3. BLSR management did not have practices in place to recognize the potential flammability hazard of each delivered load of BS&W, nor did it implement safe handling practices when offloading.

  • BLSR did not review shipping papers or conduct flammability tests to determine the flammability hazard of delivered waste liquids before offloading.
  • BLSR provided no means of grounding the vacuum truck on the waste disposal pad, an important safety precaution to reduce the possibility of static discharge.
  • BLSR unloading methods did not minimize or control the generation of flammable vapor during the offloading of BS&W; there was no effort to avoid uncontrolled splashing onto the open concrete pad.
  • BLSR and T&L management were apparently not aware of API guidance.
  • BLSR relied on the vacuum truck driver to select the appropriate unloading system—saltwater disposal station or mud disposal and washout pad—without consideration of the potential to generate significant flammable vapor and without adequate driver training on decision criteria.
  • BLSR did not provide appropriate training to employees or truck drivers on the specific hazards associated with unloading flammable liquids, methods to minimize generation of flammable vapor, and ignition sources.
  • T&L and BLSR management failed to train their employees on diesel engine overspeed as an indication of the presence of a highly flammable vapor.
  • The truck drivers and at least one of the BLSR employees responded to the diesel engine malfunction by moving closer to the trucks.
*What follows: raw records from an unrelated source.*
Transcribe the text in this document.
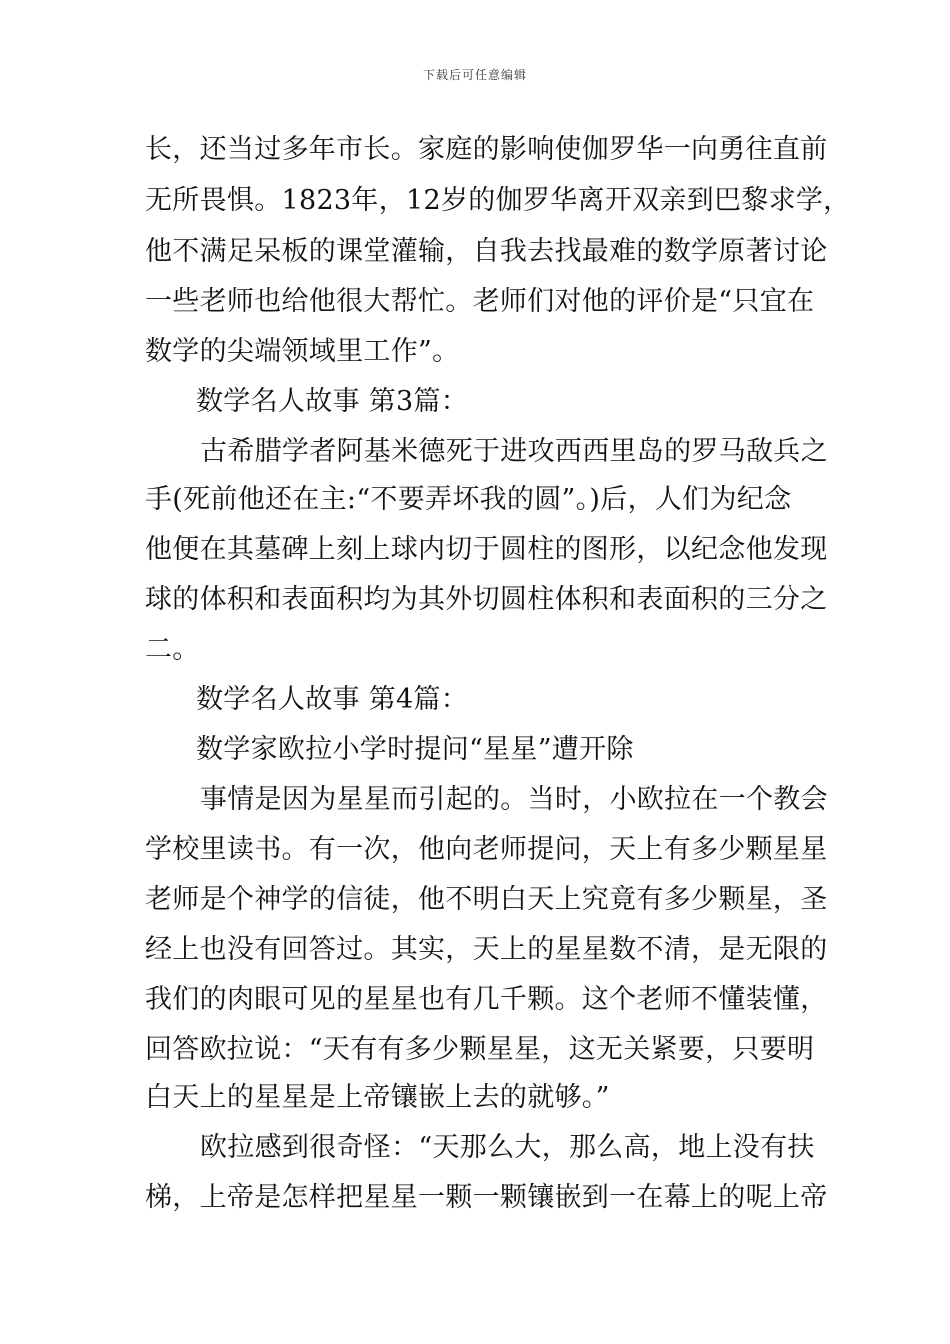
下载后可任意编辑
长，还当过多年市长。家庭的影响使伽罗华一向勇往直前
无所畏惧。1823年，12岁的伽罗华离开双亲到巴黎求学，
他不满足呆板的课堂灌输，自我去找最难的数学原著讨论
一些老师也给他很大帮忙。老师们对他的评价是“只宜在
数学的尖端领域里工作”。
数学名人故事 第3篇：
古希腊学者阿基米德死于进攻西西里岛的罗马敌兵之
手(死前他还在主:“不要弄坏我的圆”。)后，人们为纪念
他便在其墓碑上刻上球内切于圆柱的图形，以纪念他发现
球的体积和表面积均为其外切圆柱体积和表面积的三分之
二。
数学名人故事 第4篇：
数学家欧拉小学时提问“星星”遭开除
事情是因为星星而引起的。当时，小欧拉在一个教会
学校里读书。有一次，他向老师提问，天上有多少颗星星
老师是个神学的信徒，他不明白天上究竟有多少颗星，圣
经上也没有回答过。其实，天上的星星数不清，是无限的
我们的肉眼可见的星星也有几千颗。这个老师不懂装懂，
回答欧拉说：“天有有多少颗星星，这无关紧要，只要明
白天上的星星是上帝镶嵌上去的就够。”
欧拉感到很奇怪：“天那么大，那么高，地上没有扶
梯，上帝是怎样把星星一颗一颗镶嵌到一在幕上的呢上帝
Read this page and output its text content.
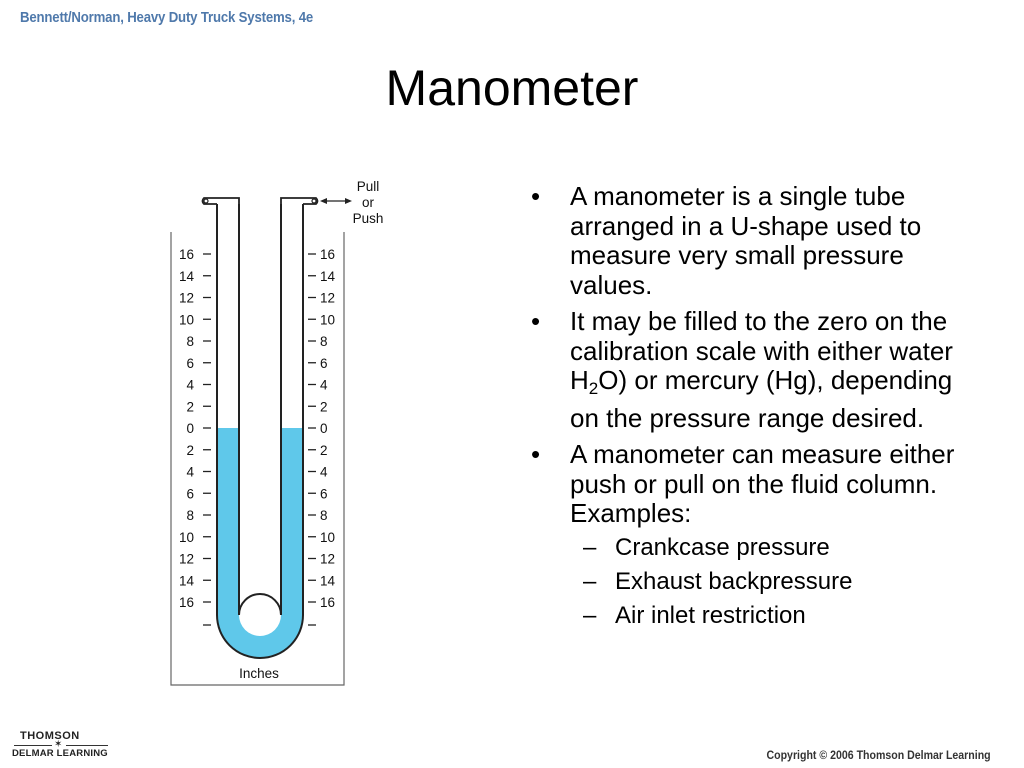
Bennett/Norman, Heavy Duty Truck Systems, 4e
Manometer
Pull
or
Push
16
14
12
10
8
6
4
2
0
2
4
6
8
10
12
14
16
16
14
12
10
8
6
4
2
0
2
4
6
8
10
12
14
16
Inches
• A manometer is a single tube arranged in a U-shape used to measure very small pressure values.
• It may be filled to the zero on the calibration scale with either water H2O) or mercury (Hg), depending on the pressure range desired.
• A manometer can measure either push or pull on the fluid column. Examples:
– Crankcase pressure
– Exhaust backpressure
– Air inlet restriction
THOMSON
✶
DELMAR LEARNING	Copyright © 2006 Thomson Delmar Learning
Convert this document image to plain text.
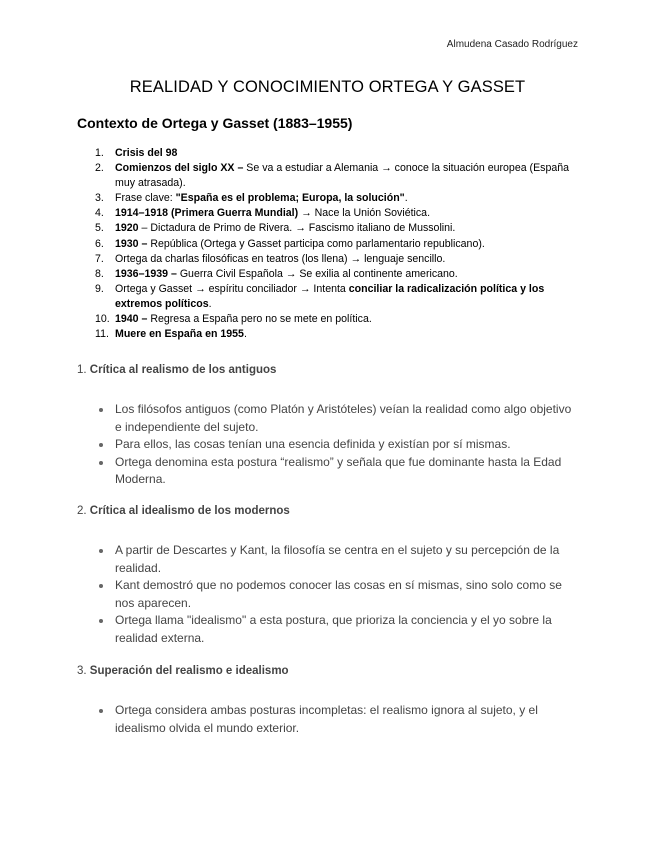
Almudena Casado Rodríguez
REALIDAD Y CONOCIMIENTO ORTEGA Y GASSET
Contexto de Ortega y Gasset (1883–1955)
1. Crisis del 98
2. Comienzos del siglo XX – Se va a estudiar a Alemania → conoce la situación europea (España muy atrasada).
3. Frase clave: "España es el problema; Europa, la solución".
4. 1914–1918 (Primera Guerra Mundial) → Nace la Unión Soviética.
5. 1920 – Dictadura de Primo de Rivera. → Fascismo italiano de Mussolini.
6. 1930 – República (Ortega y Gasset participa como parlamentario republicano).
7. Ortega da charlas filosóficas en teatros (los llena) → lenguaje sencillo.
8. 1936–1939 – Guerra Civil Española → Se exilia al continente americano.
9. Ortega y Gasset → espíritu conciliador → Intenta conciliar la radicalización política y los extremos políticos.
10. 1940 – Regresa a España pero no se mete en política.
11. Muere en España en 1955.
1. Crítica al realismo de los antiguos
Los filósofos antiguos (como Platón y Aristóteles) veían la realidad como algo objetivo e independiente del sujeto.
Para ellos, las cosas tenían una esencia definida y existían por sí mismas.
Ortega denomina esta postura “realismo” y señala que fue dominante hasta la Edad Moderna.
2. Crítica al idealismo de los modernos
A partir de Descartes y Kant, la filosofía se centra en el sujeto y su percepción de la realidad.
Kant demostró que no podemos conocer las cosas en sí mismas, sino solo como se nos aparecen.
Ortega llama "idealismo" a esta postura, que prioriza la conciencia y el yo sobre la realidad externa.
3. Superación del realismo e idealismo
Ortega considera ambas posturas incompletas: el realismo ignora al sujeto, y el idealismo olvida el mundo exterior.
If they had remained where they were or moved farther away, they would not have been injured by the fire.
  • There were no emergency procedures for safe and proper response to diesel engine over speed.
  • BLSR management had no written procedures for truck unloading, operation of systems, or emergency response.

Conclusion
As a result of comparing the investigators' findings and CSB advice with API RP 2219 standard recommendations, we find "what went wrong" that brought about the BLSR accident. If we search industrial accidents to find the main causes, in most of the findings there would be at least one common important issue.

This hidden reality is that employers and their employees need to pay special attention to:

a) Minimum recommended safety requirements of approved standards.

b) Providing appropriate training.

c) Preparing a safe working procedure.